Bart de Zwart Sets 24-Hour SUP Distance Record
The Flyin’ Dutchman just claimed the 24-hour SUP distance world record after logging an unbelievable 120.4 miles in a single day. The feat officiates a trend in endurance paddling underway, with de Zwart’s record overtaking two others set within the past year. The 120.4-mile effort gives de Zwart the title after exceeding English paddler Joanne Hamilton-Vale’s record-setting attempt of 111.84 miles, which she completed in April to narrowly beat out Robert Norman’s previous record of 111.8 miles set back in February. The turn of events once again reaffirms de Zwart’s reputation as the undisputed king of distance paddling.
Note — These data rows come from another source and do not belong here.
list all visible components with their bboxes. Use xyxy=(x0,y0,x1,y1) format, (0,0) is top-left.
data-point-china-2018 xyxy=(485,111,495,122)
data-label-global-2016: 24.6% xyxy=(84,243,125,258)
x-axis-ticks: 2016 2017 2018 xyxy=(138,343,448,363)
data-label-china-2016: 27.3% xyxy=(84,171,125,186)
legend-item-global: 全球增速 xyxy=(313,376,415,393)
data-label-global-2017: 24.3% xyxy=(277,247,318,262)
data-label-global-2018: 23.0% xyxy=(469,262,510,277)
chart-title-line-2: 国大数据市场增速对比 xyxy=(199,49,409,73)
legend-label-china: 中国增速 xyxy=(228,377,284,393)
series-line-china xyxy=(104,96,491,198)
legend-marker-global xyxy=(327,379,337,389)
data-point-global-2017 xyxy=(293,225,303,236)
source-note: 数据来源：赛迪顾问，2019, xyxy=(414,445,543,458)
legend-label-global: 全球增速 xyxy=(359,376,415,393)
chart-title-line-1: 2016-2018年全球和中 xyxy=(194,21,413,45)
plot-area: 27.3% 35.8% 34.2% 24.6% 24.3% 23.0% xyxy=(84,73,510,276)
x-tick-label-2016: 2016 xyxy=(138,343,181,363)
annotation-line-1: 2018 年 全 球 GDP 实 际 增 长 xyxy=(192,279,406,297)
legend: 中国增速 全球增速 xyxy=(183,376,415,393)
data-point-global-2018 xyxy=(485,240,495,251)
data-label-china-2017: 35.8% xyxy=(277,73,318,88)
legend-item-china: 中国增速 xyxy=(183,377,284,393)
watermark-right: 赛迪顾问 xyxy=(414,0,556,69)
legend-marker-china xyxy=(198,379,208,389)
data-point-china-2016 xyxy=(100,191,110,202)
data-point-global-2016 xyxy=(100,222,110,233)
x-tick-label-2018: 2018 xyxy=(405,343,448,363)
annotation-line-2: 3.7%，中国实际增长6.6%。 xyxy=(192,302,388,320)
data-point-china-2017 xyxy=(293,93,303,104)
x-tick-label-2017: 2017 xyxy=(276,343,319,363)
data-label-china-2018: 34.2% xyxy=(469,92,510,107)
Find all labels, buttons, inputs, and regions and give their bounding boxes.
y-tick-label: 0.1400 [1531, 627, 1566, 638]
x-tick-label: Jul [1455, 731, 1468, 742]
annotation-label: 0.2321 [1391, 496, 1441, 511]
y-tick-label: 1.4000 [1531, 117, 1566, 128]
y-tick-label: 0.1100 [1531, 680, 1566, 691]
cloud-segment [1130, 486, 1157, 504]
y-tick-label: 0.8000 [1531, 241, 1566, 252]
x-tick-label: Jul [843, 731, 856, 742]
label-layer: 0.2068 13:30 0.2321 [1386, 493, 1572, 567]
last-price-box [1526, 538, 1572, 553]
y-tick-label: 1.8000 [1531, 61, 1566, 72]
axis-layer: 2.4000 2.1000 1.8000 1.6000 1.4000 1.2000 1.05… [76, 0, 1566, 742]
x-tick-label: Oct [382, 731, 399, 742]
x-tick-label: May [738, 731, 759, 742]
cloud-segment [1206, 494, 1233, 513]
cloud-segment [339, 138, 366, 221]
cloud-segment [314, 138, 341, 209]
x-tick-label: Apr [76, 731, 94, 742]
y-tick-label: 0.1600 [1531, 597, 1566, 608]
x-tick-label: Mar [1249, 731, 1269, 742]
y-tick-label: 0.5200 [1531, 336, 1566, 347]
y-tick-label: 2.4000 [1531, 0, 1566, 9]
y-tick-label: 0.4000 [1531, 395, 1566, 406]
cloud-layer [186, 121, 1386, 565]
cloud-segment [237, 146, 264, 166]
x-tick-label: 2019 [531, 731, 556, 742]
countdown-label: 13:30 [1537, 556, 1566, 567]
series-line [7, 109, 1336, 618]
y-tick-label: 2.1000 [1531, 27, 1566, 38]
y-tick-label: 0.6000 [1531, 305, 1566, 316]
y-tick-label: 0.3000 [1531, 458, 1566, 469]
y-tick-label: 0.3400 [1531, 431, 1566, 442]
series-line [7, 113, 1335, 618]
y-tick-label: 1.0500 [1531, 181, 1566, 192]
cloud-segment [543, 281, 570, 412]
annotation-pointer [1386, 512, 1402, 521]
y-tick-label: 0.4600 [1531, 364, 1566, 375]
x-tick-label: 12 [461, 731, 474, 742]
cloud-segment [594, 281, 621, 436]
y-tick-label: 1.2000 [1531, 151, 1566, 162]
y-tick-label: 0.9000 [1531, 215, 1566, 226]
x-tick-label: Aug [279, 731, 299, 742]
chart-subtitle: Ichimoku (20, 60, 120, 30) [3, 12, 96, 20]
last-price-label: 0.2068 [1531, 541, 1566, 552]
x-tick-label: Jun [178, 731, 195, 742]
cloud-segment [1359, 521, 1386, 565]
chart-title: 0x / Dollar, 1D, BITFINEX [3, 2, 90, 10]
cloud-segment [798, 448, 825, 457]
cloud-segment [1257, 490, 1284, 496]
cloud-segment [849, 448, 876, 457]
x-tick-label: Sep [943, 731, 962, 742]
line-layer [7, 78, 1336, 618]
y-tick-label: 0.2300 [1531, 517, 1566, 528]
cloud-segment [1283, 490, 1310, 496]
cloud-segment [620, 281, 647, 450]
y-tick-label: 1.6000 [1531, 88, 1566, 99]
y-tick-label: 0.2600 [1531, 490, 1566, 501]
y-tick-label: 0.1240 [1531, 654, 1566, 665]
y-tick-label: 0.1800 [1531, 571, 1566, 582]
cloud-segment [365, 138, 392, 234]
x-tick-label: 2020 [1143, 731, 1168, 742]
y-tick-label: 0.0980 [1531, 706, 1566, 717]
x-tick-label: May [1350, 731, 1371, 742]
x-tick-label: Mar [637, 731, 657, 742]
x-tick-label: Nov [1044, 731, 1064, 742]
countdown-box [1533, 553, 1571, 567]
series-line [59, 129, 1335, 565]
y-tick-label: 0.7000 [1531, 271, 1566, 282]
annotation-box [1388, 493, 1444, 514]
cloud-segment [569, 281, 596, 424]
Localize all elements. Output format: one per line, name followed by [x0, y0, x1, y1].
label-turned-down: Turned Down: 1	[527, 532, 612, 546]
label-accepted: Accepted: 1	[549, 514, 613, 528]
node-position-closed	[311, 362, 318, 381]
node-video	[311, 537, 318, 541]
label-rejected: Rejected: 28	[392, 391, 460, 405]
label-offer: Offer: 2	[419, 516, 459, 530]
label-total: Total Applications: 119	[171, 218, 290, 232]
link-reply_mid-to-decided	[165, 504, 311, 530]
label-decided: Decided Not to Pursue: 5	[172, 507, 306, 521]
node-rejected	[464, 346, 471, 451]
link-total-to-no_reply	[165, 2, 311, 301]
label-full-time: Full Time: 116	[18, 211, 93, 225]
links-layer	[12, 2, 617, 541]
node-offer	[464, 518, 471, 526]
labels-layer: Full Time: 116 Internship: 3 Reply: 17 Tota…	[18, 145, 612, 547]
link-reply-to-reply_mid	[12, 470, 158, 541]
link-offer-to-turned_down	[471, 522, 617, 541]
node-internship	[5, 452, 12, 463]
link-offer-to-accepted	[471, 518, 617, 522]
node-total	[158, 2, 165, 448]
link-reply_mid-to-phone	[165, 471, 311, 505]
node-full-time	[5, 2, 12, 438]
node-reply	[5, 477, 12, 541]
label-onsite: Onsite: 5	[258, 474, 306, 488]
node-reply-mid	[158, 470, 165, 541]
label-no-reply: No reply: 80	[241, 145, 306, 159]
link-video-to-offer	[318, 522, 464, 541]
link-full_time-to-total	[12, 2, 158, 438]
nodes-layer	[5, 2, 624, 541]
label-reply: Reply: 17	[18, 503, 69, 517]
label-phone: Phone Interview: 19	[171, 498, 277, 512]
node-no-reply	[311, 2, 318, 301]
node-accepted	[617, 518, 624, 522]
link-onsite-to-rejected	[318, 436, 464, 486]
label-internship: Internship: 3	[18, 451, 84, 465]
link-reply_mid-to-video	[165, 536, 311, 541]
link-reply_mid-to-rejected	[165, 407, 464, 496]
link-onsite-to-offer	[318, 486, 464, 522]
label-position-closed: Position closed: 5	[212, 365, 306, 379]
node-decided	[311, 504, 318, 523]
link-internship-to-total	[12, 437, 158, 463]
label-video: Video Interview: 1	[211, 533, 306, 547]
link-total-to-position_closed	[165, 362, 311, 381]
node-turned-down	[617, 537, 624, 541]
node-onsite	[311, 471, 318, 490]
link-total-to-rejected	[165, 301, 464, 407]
De Zwart set his record on a seven-mile loop located in Erlach, Switzerland. His record setting paddle began on Monday evening, but it wasn’t long before challenges arose. While he chose the location for its typically calm waters and light winds, the weather turned on de Zwart during the night.
“After setting off last night, the conditions changed by the hour,” de Zwart said. “The wind picked suddenly bringing with it thunderstorms and lightning, which meant my speed dropped down to around 6km/hr at times.”
Despite the unfavorable conditions, de Zwart would not be denied. He drudged through the storm and kept his eye on the clock as valuable time ticked away.
“Paddling alone against the clock was very stressful as I needed to maintain speed to achieve my goal,” de Zwart said. “When you lose 3km/hr it is very difficult to get that back, and the minor differences all culminated in the last hour. Fortunately, the weather improved and I was able to get a few more kilometers in the bank.”
This latest feat adds to an already long list of accomplishments for the Dutch paddler. In addition to victories at extreme endurance events including the Yukon River Quest and MR340, de Zwart has completed several open-ocean SUP expeditions including a five-day, 300-mile paddle from the Big Island of Hawaii to Kauai back in 2011.